Some SJSU faculty have expressed disagreement with the California State University and our California State University Employee Union’s (CSUEU) seniority based layoff process for staff university employees. Some folks in the campus community have said bad things about our staff employee’s union regarding it.
Remember, this was a process negotiated over many rounds of contract negotiations, over many contract terms, by staff union and CSU management representatives. This agreement was ratified by the staff members themselves; as well as by the CSU trustees. This is not just the union’s process; it is CSU and the union’s process. This is what BOTH labor and management agreed to and this is what the employees ratified!
The staff union has a legal obligation, called a duty of fair representation, to enforce the current collective bargaining agreement (contract) that exists between CSU and the California State Employees Union (CSUEU). Here are the terms of that agreement as it applies to staff layoffs:
Article 24.5 of that agreement says, “The President shall establish the order of layoff for permanent employees in a classification in reverse order of seniority. For employees in classifications with skill levels, the President shall establish the order of layoff for permanent employees in a skill level in reverse order of seniority.”
Article 24.6 of that agreement says, “An employee who possesses documentable specialized skills that are needed for the program, not possessed by other employees in classification(s), or skill levels within classifications, undergoing layoff, may be excluded by the President from the layoff list.” (I have been told there is a strict definition of this, but I am not personally aware of what that definition is.)

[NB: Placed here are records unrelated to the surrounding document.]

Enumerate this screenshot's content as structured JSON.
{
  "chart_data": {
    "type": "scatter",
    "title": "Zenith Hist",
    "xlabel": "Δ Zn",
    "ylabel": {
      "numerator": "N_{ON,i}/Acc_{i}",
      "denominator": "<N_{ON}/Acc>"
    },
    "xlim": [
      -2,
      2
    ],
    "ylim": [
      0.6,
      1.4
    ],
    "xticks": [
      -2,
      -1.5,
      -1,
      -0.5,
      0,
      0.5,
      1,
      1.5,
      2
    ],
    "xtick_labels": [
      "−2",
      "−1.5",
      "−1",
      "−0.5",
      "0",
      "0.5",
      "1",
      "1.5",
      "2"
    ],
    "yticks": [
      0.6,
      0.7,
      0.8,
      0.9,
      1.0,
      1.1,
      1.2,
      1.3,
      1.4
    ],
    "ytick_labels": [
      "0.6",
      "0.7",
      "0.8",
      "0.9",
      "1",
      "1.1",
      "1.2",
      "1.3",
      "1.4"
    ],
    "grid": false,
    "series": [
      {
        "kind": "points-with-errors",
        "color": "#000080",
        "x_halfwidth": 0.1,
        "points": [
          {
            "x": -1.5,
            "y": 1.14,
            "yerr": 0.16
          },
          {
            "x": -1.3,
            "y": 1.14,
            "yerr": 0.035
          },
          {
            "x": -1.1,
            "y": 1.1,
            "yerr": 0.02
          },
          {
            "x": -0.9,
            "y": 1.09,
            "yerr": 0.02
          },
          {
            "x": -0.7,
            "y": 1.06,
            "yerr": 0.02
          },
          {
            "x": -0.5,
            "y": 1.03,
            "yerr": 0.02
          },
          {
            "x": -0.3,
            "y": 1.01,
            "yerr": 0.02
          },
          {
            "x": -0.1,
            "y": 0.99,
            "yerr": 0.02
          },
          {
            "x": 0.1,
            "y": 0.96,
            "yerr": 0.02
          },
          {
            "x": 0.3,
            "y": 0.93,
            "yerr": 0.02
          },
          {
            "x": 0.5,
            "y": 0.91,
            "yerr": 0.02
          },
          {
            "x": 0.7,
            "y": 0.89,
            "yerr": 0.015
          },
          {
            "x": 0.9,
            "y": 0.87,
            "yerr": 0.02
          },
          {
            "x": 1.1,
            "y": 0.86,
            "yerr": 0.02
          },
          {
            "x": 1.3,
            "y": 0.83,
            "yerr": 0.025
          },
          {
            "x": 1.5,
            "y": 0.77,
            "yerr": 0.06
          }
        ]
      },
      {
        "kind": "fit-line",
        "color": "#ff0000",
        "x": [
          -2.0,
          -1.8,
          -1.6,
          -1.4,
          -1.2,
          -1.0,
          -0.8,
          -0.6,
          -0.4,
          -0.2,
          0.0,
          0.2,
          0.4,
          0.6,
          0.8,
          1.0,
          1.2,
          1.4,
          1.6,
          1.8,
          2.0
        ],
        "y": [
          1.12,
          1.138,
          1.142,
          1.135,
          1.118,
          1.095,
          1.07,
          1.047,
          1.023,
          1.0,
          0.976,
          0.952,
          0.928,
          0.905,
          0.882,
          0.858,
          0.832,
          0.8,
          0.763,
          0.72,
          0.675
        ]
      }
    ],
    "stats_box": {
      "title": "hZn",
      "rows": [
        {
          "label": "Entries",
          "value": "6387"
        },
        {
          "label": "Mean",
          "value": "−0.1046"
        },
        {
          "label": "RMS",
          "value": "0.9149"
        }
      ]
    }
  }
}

If a change of that agreement were to be proposed; it would need to be proposed by the union or management, it would require a meet and confer between the chancellor’s office and union representatives, the drafting of a side letter, then a ratification vote on the part of all represented employees at all the CSU campuses in the sate of California. This is what happened when the furlough agreement was approved last year.
You might want to look at article 24 so you know the constraints that both the union and the university are working under. If the union were to violate the agreement the union could be sued. One more thing, this is a contract between CSU and the union. No other party is a party to the contract agreement. Faculty have as much right to get involved with this process as staff have to get involved with the faculty’s retention, tenure and promotion procedure.
Of course we want to save as many jobs as possible. We want to stop layoffs!
But, if there is to be a layoff, then we (the union and CSU) need to follow the procedure we agreed to. It is our process!
NOTE –> These are my own personal opinions, views, information and perspectives regarding the labor movement in general and our local union, Chapter 307 of CSUEU, the California State University Employees Union at SJSU, San Jose State University, San Jose, California. This in NOT meant to represent the official union position on this matter.